Kaisar Bi Lin mencibir dan menatapnya tajam. Seorang Raja Suci yang berani menentangnya?
Raja Ular Bersisik Hijau bisa melahapnya!
Namun, di saat berikutnya, Dewa Matahari Agung tiba-tiba membuka Potret Nanming Ignis.
Dalam sekejap, Wilayah Api Tak Berujung muncul.
Kobaran api yang dahsyat membuat ruangan itu berderak.
Kobaran api itu menari-nari seolah melompat di angkasa.
“Ya.”
Dewa Matahari Agung berteriak pelan. Api itu berubah menjadi naga panjang dan menelan Raja Ular Bersisik Hijau dalam sekejap.
“Mengaum!”
Raja Ular Bersisik Hijau mengeluarkan jeritan kesakitan yang melengking. Ia terbakar oleh Api Primordial Nanming, mengeluarkan bau busuk. Dalam sekejap mata, ia jatuh di jalan dan berubah menjadi abu.
“Api Primordial Nanming? Bukan, ini api tingkat yang lebih tinggi dari Api Nanming. Siapakah kau?”
Kaisar Bi Lin memandang Da Yang yang telah disempurnakan dengan tak percaya. Dia tidak menyangka Da Yang yang telah disempurnakan memiliki api ilahi seperti itu.

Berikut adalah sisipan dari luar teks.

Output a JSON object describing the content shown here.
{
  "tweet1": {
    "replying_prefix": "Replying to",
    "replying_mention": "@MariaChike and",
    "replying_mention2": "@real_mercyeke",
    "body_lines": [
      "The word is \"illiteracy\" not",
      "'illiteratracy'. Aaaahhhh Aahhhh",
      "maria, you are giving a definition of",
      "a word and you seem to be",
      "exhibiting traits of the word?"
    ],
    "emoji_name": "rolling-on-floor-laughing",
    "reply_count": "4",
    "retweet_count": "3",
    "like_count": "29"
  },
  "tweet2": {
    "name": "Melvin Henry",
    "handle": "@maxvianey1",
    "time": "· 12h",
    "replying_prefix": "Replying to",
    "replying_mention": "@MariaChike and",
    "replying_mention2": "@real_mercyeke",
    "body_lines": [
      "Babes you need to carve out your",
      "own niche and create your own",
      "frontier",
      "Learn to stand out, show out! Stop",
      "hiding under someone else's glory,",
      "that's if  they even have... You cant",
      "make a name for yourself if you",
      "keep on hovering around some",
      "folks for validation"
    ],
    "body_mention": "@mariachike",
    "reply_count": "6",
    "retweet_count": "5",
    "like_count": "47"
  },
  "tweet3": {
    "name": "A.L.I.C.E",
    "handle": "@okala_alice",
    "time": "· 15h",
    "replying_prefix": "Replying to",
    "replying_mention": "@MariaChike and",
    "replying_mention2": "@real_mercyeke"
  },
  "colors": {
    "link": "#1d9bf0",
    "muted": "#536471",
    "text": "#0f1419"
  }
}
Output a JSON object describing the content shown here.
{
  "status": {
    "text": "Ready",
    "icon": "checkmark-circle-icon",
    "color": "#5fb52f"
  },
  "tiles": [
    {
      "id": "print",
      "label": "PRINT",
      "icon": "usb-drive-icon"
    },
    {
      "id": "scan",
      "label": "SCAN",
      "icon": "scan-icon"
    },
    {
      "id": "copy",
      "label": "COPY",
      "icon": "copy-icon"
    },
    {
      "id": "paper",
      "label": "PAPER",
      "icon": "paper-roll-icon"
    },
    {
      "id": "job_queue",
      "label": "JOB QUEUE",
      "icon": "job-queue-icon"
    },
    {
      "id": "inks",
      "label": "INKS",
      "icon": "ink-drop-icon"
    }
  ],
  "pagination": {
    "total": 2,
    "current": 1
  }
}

“Hehe, pergilah ke alam baka dan tanyakan.” Great Sun Zhenren terkekeh. Dia tidak berniat membiarkan Kaisar Jade Scaled lolos begitu saja. Dia pantas mati!
Suara mendesing!
Sekuntum anak panah api langsung melesat keluar dan menancap di tubuh Kaisar Bi Lin.
“Ah!”
Kaisar Bi Lin berubah menjadi abu sambil meraung kesakitan.
“Bagus!”
“Da Yang Abadi tidak terkalahkan!”
“Da Yang Abadi tidak terkalahkan!”
Teriakan terdengar berturut-turut, dan semua orang bersorak!
Xiao Changtian juga tersenyum tipis, “Seperti yang diharapkan, Dewa Abadi Da Yang adalah seorang guru yang tertutup!”